CVE-2019-12133

Name of the Vulnerable Software and Affected Versions Zoho ManageEngine Desktop Central versions 10.0.380 Zoho ManageEngine EventLog Analyzer versions 12.0.2 Zoho ManageEngine ServiceDesk Plus versions 10.0.0 Zoho ManageEngine SupportCenter Plus versions 8.1 Zoho ManageEngine O365 Manager Plus versions 4.0 Zoho ManageEngine Mobile Device Manager Plus versions 9.0.0 Zoho ManageEngine Patch Connect Plus versions 9.0.0 Zoho ManageEngine Vulnerability Manager Plus versions 9.0.0 Zoho ManageEngine Patch Manager Plus versions 9.0.0 Zoho ManageEngine OpManager versions 12.3 Zoho ManageEngine NetFlow Analyzer versions 11.0 Zoho ManageEngine OpUtils versions 11.0 Zoho ManageEngine Network Configuration Manager versions 11.0 Zoho ManageEngine FireWall versions 12.0 Zoho ManageEngine Key Manager Plus versions 5.6 Zoho ManageEngine Password Manager Pro versions 9.9 Zoho ManageEngine Analytics Plus versions 1.0 Zoho ManageEngine Browser Security Plus (affected versions not specified)

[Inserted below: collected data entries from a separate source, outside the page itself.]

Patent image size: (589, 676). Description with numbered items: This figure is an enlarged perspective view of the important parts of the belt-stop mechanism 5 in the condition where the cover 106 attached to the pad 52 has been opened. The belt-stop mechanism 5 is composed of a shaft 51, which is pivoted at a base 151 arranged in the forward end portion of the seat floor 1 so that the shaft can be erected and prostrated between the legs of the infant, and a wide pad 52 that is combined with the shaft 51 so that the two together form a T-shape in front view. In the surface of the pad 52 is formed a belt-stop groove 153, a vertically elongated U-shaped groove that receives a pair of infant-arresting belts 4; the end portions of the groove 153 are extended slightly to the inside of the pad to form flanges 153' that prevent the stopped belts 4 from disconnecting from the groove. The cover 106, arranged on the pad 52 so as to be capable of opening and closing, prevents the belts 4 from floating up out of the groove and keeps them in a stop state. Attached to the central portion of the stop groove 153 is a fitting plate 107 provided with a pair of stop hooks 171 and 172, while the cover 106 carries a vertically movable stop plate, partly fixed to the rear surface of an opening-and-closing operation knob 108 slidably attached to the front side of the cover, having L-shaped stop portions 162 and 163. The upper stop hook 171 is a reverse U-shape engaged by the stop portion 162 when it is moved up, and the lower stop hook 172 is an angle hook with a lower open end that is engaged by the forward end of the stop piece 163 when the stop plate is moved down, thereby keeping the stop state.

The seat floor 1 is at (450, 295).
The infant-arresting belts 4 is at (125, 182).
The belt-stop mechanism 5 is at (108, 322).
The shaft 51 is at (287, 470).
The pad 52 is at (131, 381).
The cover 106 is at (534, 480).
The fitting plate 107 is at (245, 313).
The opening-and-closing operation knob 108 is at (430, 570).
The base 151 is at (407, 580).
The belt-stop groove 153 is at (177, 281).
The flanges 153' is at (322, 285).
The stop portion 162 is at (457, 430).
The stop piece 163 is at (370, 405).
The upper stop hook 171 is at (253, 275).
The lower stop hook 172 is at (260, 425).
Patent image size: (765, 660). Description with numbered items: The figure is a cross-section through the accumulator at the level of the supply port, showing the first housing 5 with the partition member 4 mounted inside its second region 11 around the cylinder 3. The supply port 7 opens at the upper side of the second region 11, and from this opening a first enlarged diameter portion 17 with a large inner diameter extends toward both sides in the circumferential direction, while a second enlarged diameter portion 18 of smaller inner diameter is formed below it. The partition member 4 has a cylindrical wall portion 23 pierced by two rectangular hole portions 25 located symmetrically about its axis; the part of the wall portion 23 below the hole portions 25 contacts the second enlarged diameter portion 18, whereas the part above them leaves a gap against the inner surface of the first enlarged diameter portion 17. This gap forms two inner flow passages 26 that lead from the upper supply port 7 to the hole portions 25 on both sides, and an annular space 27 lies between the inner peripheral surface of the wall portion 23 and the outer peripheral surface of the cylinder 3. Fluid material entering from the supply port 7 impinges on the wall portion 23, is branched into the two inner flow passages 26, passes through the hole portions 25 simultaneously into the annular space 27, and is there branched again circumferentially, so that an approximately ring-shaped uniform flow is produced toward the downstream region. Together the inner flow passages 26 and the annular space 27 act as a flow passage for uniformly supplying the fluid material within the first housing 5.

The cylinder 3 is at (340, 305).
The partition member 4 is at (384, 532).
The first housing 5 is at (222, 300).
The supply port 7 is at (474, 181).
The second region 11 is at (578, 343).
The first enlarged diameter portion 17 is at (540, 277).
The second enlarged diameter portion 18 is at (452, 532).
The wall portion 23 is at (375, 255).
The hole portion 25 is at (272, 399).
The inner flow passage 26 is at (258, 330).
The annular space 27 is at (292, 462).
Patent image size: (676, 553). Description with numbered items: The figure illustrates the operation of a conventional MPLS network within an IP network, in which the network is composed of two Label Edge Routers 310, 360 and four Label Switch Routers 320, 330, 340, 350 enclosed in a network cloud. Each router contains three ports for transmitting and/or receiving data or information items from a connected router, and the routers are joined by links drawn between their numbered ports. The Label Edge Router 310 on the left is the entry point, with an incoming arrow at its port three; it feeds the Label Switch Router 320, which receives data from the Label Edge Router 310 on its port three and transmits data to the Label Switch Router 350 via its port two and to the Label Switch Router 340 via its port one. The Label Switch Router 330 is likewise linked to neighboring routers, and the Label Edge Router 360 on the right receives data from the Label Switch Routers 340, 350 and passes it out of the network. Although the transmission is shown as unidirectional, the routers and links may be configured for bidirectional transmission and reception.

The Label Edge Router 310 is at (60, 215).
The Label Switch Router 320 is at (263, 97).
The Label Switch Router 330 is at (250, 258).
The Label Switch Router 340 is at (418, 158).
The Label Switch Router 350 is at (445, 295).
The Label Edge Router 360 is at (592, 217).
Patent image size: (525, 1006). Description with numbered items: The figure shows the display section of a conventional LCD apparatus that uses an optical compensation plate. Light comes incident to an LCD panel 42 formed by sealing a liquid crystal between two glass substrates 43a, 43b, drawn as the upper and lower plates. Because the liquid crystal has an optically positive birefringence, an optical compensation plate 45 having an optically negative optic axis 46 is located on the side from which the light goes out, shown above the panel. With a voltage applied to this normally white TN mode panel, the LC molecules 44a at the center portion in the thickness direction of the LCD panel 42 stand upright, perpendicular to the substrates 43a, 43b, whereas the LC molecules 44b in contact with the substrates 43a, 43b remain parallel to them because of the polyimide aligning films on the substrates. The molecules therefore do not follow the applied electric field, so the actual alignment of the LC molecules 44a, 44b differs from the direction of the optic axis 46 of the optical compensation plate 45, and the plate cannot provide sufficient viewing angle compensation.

Description The issue is related to local privilege escalation due to improper permissions for the %SYSTEMDRIVE%ManageEngine directory and its sub-folders. Services associated with the affected products try to execute binaries such as sc.exe from the current directory upon system start, allowing non-privileged users to escalate privileges to NT AUTHORITYSYSTEM.

Recommendations For Desktop Central 10.0.380, update the permissions for the %SYSTEMDRIVE%ManageEngine directory and its sub-folders to prevent non-privileged users from escalating privileges. For EventLog Analyzer 12.0.2, restrict the execution of binaries such as sc.exe from the current directory upon system start. For ServiceDesk Plus 10.0.0, ensure proper permissions are set for the %SYSTEMDRIVE%ManageEngine directory and its sub-folders. For SupportCenter Plus 8.1, consider disabling the execution of binaries from the current directory until a patch is available. For O365 Manager Plus 4.0, Mobile Device Manager Plus 9.0.0, Patch Connect Plus 9.0.0, Vulnerability Manager Plus 9.0.0, Patch Manager Plus 9.0.0, OpManager 12.3, NetFlow Analyzer 11.0, OpUtils 11.0, Network Configuration Manager 11.0, FireWall 12.0, Key Manager Plus 5.6, Password Manager Pro 9.9, Analytics Plus 1.0, and Browser Security Plus, at the moment, there is no information about a newer version that contains a fix for this vulnerability.